Все это поднимает вопрос о лице Оруэлла, о том, как оно выглядело и что думали о нем люди. Сходство с версией Дон Кихота Доре, обнаруженное Энтони Пауэллом, было подмечено другими друзьями. Домохозяйка из Ист-Энда, встретившая его в 1930-х годах, мгновенно вспомнила Стэна Лорела. Несколько зрителей, от В. С. Притчетта до девятилетнего мальчика, который знал его в Саутволде, вспоминали "пронзительные" глаза. Что касается их обладателя, то отсутствие у Оруэлла интереса к своей внешности настолько очевидно, что может иногда показаться своего рода дендизмом по умолчанию. Позднее в его карьере просьбы о публичных фотографиях неизменно наталкивались на неприятности, и ослепительный портфель снимков, собранный его другом Верноном Ричардсом в квартире на Кэнонбери-сквер в 1946 году, является исключением, подтверждающим правило. Насколько нам известно, между съемками Ричардса и его смертью не было сделано больше ни одного портрета. И все же лицо Оруэлла, на мой взгляд, одна из самых необычных вещей в его облике, подверженная драматическим изменениям и переломам в течение одного десятилетия. Вы можете поставить его знаменитую фотографию у микрофона Би-би-си рядом с детскими снимками Будикомов и не понять, что это один и тот же человек. Что общего у вас с ребенком пяти лет, чью фотографию ваша мать держит на каминной полке?" - спрашивает он в романе "Лев и единорог". В случае Оруэлла, даже физического сходства нет.

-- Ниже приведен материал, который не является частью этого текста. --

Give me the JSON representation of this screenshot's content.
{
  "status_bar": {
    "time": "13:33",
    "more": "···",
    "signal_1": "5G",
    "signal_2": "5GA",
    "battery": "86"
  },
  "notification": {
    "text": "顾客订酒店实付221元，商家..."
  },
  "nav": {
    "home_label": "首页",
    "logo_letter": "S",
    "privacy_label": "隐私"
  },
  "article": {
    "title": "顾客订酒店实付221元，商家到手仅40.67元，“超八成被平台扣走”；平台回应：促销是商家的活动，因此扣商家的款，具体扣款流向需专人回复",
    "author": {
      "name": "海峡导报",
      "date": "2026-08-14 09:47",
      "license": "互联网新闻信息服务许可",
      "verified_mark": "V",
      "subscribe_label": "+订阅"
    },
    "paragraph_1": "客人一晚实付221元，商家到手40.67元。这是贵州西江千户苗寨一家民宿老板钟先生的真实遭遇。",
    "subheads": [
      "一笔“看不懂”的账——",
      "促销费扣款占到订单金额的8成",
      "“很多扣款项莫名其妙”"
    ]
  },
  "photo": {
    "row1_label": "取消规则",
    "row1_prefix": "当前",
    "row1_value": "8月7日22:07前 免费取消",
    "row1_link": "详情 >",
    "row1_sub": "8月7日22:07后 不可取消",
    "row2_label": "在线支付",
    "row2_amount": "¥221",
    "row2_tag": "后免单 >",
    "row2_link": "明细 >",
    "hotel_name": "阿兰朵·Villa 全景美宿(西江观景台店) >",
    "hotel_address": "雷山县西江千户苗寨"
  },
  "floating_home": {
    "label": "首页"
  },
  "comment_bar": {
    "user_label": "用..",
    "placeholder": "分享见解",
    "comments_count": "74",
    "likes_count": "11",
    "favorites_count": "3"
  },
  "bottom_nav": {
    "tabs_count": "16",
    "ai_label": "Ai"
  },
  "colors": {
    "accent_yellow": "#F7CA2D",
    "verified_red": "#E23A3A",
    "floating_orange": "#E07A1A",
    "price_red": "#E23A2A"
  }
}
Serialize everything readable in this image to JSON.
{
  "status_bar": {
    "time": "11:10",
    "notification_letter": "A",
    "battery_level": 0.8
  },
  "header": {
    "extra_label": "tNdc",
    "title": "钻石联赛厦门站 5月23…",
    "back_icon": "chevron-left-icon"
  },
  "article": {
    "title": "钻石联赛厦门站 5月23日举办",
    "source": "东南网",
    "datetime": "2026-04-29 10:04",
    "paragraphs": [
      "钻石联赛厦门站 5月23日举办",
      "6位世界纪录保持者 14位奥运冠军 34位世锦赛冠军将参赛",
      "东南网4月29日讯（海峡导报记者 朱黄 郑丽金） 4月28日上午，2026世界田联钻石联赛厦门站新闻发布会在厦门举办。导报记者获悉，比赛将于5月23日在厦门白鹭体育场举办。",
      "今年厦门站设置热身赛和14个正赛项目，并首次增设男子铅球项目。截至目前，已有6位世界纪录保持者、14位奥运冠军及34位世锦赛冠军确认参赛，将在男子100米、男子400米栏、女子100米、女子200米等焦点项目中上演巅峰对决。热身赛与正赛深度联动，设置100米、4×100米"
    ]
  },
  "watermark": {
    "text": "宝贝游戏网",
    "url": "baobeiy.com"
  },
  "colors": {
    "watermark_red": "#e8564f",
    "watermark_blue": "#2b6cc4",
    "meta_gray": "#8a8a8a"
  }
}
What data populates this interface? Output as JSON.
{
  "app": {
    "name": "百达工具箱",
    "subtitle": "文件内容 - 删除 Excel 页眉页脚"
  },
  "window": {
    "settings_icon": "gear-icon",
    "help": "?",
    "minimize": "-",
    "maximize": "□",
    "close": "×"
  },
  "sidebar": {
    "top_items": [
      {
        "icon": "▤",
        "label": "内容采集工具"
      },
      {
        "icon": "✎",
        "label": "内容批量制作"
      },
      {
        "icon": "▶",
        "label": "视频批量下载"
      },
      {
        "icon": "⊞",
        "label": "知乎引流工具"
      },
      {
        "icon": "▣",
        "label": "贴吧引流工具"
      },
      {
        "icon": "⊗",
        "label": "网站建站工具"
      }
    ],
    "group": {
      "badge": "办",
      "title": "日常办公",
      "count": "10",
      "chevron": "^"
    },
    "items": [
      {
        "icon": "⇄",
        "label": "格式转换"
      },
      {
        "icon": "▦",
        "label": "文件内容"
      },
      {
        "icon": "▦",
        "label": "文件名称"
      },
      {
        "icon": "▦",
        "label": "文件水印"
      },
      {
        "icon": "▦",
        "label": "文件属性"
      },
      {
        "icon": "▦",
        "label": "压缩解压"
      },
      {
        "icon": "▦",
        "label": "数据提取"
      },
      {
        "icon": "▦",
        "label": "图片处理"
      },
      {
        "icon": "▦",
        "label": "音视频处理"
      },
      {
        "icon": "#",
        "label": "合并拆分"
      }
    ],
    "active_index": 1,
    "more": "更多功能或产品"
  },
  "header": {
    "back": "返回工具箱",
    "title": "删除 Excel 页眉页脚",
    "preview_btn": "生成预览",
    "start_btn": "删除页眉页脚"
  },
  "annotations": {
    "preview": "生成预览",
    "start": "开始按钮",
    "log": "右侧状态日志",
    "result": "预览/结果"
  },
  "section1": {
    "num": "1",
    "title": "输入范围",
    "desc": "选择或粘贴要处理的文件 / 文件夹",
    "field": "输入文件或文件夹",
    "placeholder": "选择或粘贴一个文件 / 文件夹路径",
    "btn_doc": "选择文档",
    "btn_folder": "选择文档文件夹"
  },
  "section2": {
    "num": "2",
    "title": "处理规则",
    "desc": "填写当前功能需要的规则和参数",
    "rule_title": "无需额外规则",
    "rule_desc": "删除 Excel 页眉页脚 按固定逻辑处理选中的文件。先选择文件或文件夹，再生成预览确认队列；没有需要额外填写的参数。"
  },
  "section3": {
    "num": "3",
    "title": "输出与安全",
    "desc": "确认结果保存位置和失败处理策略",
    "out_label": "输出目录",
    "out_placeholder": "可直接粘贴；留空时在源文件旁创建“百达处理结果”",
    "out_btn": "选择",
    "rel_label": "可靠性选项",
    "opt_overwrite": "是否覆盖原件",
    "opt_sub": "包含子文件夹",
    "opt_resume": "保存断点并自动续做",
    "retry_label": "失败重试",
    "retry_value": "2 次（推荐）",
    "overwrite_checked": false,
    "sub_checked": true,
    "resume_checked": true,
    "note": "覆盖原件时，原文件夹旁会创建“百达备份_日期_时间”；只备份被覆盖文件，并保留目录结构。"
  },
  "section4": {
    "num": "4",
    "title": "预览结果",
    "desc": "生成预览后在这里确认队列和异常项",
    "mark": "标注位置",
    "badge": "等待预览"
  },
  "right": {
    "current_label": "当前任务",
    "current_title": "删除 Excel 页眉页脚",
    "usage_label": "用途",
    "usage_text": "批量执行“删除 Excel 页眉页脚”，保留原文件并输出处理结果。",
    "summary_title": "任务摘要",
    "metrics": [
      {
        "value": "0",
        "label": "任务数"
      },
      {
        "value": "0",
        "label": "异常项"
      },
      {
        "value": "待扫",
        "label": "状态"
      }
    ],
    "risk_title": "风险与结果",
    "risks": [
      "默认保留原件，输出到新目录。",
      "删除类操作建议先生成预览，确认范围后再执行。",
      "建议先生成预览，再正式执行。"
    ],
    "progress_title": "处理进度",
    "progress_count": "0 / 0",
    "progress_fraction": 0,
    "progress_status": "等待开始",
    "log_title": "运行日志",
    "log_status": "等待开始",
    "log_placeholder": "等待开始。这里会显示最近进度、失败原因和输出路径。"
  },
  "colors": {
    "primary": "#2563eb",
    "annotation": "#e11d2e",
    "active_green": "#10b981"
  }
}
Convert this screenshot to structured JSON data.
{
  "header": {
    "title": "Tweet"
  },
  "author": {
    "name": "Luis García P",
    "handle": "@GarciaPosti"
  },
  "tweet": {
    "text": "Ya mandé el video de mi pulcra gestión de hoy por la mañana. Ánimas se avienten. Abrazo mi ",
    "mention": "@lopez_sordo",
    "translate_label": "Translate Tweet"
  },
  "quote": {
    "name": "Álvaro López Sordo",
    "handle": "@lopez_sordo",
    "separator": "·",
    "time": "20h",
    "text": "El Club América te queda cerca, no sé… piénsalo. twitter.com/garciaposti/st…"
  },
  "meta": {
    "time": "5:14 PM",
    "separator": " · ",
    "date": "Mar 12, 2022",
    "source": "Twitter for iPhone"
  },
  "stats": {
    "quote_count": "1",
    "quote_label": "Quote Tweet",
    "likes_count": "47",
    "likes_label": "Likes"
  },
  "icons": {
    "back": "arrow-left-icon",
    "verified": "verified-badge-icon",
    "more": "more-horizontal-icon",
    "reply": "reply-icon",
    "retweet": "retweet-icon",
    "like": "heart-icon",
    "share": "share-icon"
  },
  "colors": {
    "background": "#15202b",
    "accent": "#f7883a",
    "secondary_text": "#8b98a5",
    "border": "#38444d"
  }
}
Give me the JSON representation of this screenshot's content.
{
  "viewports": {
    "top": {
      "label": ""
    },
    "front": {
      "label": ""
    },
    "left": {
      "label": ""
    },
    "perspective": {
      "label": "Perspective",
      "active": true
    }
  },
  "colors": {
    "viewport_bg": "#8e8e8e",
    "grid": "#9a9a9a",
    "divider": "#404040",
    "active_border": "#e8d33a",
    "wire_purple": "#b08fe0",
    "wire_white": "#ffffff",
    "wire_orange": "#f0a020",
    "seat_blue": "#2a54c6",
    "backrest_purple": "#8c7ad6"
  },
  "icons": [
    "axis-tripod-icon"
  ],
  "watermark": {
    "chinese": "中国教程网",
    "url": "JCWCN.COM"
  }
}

Деградация черт лица Оруэлла между детством и юностью просто шокирует. На фотографиях из Итона изображен пухлый, почти лунообразный мальчик, но на фотографии на паспорт 1927 года лицо уже впалое, изрезанное и с синюшным оттенком. В возрасте тридцати одного года на снимке, сделанном Деннисом Коллингсом в Истон Бэвентс, вдоль побережья от Саутволда, он выглядит на сорок с небольшим. В ряду испанских товарищей, снятых на летней школе МЛП три года спустя, он выглядит ближе к пятидесяти. Старые друзья, которые встречались с ним в конце 1930-х годов, были встревожены контрастом между мальчиком, которого они знали, и опустошенным фантомом с усами зубной щеткой. Самыми интересными его фотографиями являются около дюжины снимков, сделанных Ричардсом в квартире в Ислингтоне через шесть месяцев после публикации "Фермы животных". Есть один особенно поразительный портрет. На нем он сидит в кресле прямо и без выражения. Это бесстрастное лицо, спокойное, невозмутимое, ничем не выдающее себя, глаза прикованы ко всему и ни к чему, "полные силы и таинственного спокойствия". Так получилось, что именно так он описал Большого Брата.